基礎控除以上に財産がなければ、終身死亡保険でお金を残すことにメリットはありませんので、この点は注意しましょう。

加入方針

以上をふまえて、終身死亡保険にどのように向き合うべきか。

みなさんを以下のグループに分けます。

・終身死亡保険に加入していない方
・終身死亡保険に加入している方

では、それぞれ見ていきましょう!

終身死亡保険に加入していない方

相続対策をする必要がなければ検討しなくてよいです。

死亡保障が欲しいのであれば、定期死亡保険か収入保障保険に入りましょう。

もし、相続対策で終身死亡保険を利用するのであれば、通常の終身死亡保険ではなく、変額保険の終身タイプに加入することをおすすめします。
(ただし、変額保険を単にお金を増やそうとする目的で使用することは推奨していません)

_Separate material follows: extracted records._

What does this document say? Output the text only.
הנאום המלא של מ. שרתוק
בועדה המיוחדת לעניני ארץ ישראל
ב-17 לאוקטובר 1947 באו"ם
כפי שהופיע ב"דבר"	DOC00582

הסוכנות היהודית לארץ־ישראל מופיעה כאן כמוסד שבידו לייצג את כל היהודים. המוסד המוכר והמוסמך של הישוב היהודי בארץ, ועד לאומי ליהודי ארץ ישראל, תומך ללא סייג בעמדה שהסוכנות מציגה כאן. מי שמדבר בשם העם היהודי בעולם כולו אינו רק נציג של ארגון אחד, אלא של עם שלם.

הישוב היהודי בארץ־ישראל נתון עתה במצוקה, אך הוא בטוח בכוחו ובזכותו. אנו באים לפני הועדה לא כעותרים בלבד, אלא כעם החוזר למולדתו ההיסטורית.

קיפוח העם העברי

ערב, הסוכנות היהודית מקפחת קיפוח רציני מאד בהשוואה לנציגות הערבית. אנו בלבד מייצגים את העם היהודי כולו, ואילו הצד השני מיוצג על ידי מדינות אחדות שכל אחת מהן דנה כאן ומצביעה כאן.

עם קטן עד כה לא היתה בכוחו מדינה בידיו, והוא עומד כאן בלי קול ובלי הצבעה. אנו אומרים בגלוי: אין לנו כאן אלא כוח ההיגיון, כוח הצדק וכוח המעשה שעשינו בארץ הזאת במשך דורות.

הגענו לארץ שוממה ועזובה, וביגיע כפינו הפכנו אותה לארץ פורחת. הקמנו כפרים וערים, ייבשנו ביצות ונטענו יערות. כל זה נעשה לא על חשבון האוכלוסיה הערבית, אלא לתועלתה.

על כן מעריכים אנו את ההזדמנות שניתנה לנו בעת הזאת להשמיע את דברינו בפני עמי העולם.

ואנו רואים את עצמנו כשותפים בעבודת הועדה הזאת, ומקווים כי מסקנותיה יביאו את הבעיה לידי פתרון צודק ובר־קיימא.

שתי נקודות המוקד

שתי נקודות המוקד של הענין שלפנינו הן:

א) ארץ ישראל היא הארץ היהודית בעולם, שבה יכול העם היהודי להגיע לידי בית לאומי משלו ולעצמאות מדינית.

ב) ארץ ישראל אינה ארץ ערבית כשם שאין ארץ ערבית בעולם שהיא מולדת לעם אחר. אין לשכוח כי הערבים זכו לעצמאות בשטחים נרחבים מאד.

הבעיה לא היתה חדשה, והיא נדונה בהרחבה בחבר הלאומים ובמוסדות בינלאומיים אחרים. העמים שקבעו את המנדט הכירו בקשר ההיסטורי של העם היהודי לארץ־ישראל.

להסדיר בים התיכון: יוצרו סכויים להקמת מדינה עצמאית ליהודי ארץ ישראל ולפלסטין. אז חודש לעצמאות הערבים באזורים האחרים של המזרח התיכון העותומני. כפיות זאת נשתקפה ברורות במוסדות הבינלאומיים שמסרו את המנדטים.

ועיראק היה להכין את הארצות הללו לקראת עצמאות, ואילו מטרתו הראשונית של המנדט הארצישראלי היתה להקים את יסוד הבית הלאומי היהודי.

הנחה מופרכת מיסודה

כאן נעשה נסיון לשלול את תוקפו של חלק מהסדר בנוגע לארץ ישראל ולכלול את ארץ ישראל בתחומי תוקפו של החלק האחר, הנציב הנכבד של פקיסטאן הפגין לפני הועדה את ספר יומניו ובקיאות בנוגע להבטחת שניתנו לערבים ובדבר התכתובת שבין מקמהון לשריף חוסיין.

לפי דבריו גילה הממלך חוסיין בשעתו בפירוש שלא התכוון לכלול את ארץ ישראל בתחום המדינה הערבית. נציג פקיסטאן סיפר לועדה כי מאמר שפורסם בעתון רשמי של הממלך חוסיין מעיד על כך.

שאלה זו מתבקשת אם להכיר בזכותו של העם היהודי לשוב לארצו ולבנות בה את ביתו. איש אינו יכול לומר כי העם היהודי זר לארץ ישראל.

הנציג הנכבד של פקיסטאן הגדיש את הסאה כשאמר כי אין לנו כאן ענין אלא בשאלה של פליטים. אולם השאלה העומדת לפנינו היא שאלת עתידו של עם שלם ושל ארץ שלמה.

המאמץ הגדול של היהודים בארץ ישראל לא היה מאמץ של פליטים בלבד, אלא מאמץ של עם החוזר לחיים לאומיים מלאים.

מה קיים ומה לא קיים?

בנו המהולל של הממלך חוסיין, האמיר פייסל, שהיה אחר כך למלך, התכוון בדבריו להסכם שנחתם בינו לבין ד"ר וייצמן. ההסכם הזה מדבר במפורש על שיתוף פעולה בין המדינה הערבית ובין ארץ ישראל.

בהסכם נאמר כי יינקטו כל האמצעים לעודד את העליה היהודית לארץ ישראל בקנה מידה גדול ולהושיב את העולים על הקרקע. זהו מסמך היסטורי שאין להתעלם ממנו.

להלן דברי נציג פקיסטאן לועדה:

さきほど述べたように、現在販売されている終身死亡保険は中途解約した場合の利回りはマイナスで、死亡した場合に受け取る死亡保険金も支払った保険料総額よりわずかに多い程度です

一方、変額保険の終身タイプは解約返戻金や死亡保険金は運用次第で変わるため(死亡保険金は最低保証金額がある)、ある時点までの利回りを計算することはできませんが、運用次第で返戻率が100%を大きく超える可能性があります。

ですから、ほとんどお金が増える見込みのない終身死亡保険よりは、増える可能性のある変額保険の終身タイプに加入する方が得策だと考えます

終身死亡保険に加入している方

相続対策以外で加入している場合、解約を検討します。

ただ、全ての方が解約したほうが良いわけではありません。

過去の終身死亡保険には利回りが高い保険もあるからです。

解約すべきかは、現在の解約返戻金、ある時点(20年、30年後など)の解約返戻金と現在からそれまでの期間から利回りを計算して判断します。

その利回りが他の投資商品と比較して、高い場合は継続しましょう。

利回りの計算方法については以下の記事を参考にしてください。


他の投資商品と比較して利回りが低い場合は、利回りの他に元本割れのリスク等を考慮して、解約および他の商品の購入を検討した方がよいと考えます。

まとめ

終身死亡保険は相続対策には有効です。

ただ、貯蓄のために今から終身死亡保険を利用するのは得策ではありません。

また、相続対策で終身死亡保険を検討する場合は、通常の終身死亡保険ではなく、変額保険の終身タイプを検討するのがよいでしょう。